Reviewed by Renée Bosman, Reference Librarian for Government and Public Affairs and Reference Collection Coordinator
Not for the faint of heart, The Savage Detectives is a dreamlike and gritty tale of the fictional Visceral Realism poetry movement in 1970s Mexico City. The story follows the elusive ringleaders of this motley group of young writers – Arturo Belano and Ulises Lima – on their quixotic mission to find Cesárea Tinajero, the first true Visceral Realist. By turns ponderous and gripping, The Savage Detectives is an absorbing novel that is not to be missed, if only to experience Bolaño’s style and Wimmer’s superb translation.

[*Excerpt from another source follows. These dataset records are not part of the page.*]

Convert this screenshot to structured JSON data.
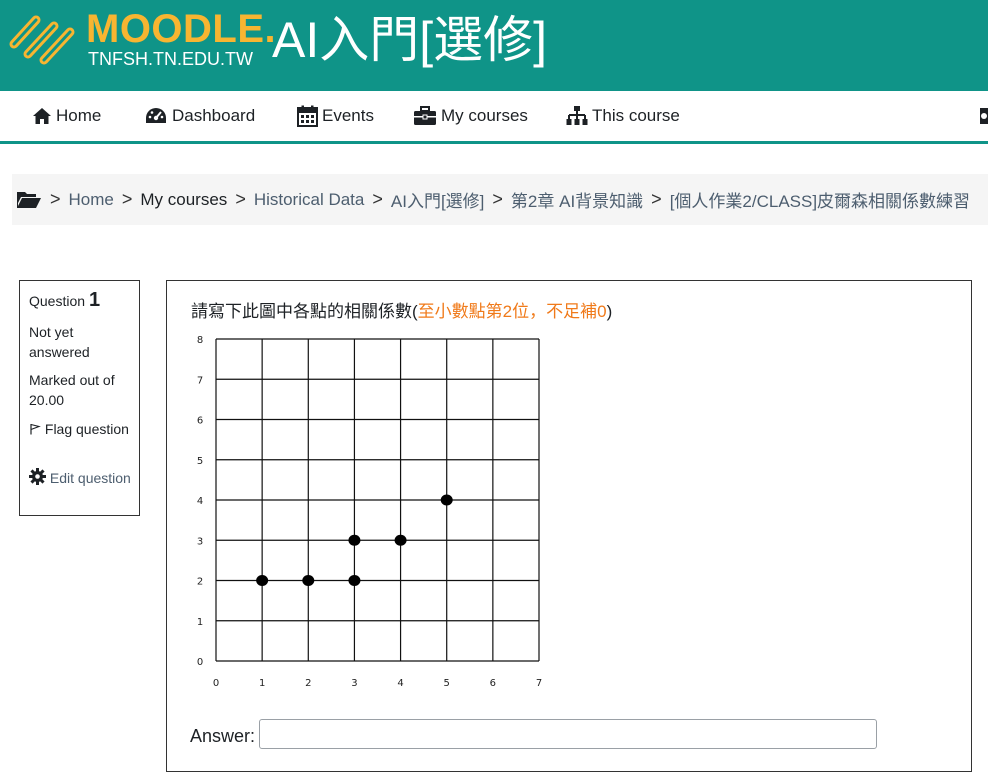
{
  "header": {
    "brand_name": "MOODLE.",
    "brand_sub": "TNFSH.TN.EDU.TW",
    "site_title": "AI入門[選修]",
    "logo_icon": "moodle-logo-icon",
    "background_color": "#0f9488",
    "brand_color": "#f7b531"
  },
  "nav": {
    "items": [
      {
        "label": "Home",
        "icon": "home-icon"
      },
      {
        "label": "Dashboard",
        "icon": "dashboard-icon"
      },
      {
        "label": "Events",
        "icon": "calendar-icon"
      },
      {
        "label": "My courses",
        "icon": "briefcase-icon"
      },
      {
        "label": "This course",
        "icon": "sitemap-icon"
      }
    ]
  },
  "breadcrumb": {
    "icon": "folder-open-icon",
    "separator": ">",
    "items": [
      {
        "label": "Home"
      },
      {
        "label": "My courses"
      },
      {
        "label": "Historical Data"
      },
      {
        "label": "AI入門[選修]"
      },
      {
        "label": "第2章 AI背景知識"
      },
      {
        "label": "[個人作業2/CLASS]皮爾森相關係數練習"
      }
    ]
  },
  "question_info": {
    "title_prefix": "Question",
    "number": "1",
    "state": "Not yet answered",
    "marked_out_of": "Marked out of 20.00",
    "flag_label": "Flag question",
    "edit_label": "Edit question"
  },
  "question": {
    "text_main": "請寫下此圖中各點的相關係數(",
    "text_highlight": "至小數點第2位，不足補0",
    "text_end": ")",
    "highlight_color": "#f07a1a",
    "answer_label": "Answer:",
    "answer_value": ""
  },
  "chart_data": {
    "type": "scatter",
    "title": "",
    "xlabel": "",
    "ylabel": "",
    "xlim": [
      0,
      7
    ],
    "ylim": [
      0,
      8
    ],
    "x_ticks": [
      "0",
      "1",
      "2",
      "3",
      "4",
      "5",
      "6",
      "7"
    ],
    "y_ticks": [
      "0",
      "1",
      "2",
      "3",
      "4",
      "5",
      "6",
      "7",
      "8"
    ],
    "grid": true,
    "points": [
      {
        "x": 1,
        "y": 2
      },
      {
        "x": 2,
        "y": 2
      },
      {
        "x": 3,
        "y": 2
      },
      {
        "x": 3,
        "y": 3
      },
      {
        "x": 4,
        "y": 3
      },
      {
        "x": 5,
        "y": 4
      }
    ]
  }
}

Told through the voice of a seventeen-year-old law school dropout and newly-minted member of the group, Juan García Madero, the novel begins with an account of the events leading up New Year’s Eve 1975, when he, Arturo, and Ulises flee Mexico City under inauspicious circumstances. At this point the story changes abruptly to a series of narratives from over fifty characters, spanning more than twenty years and several continents. Ostensibly about what happens to Arturo and Ulises after that fateful New Year’s Eve, these pieces also function as haunting, intimate portraits of the narrators themselves. The shortest part of the novel then returns to New Year’s Day 1976, with García Madero’s diary entries chronicling their fateful trip into the Sonora Desert and to the conclusion of their literary quest.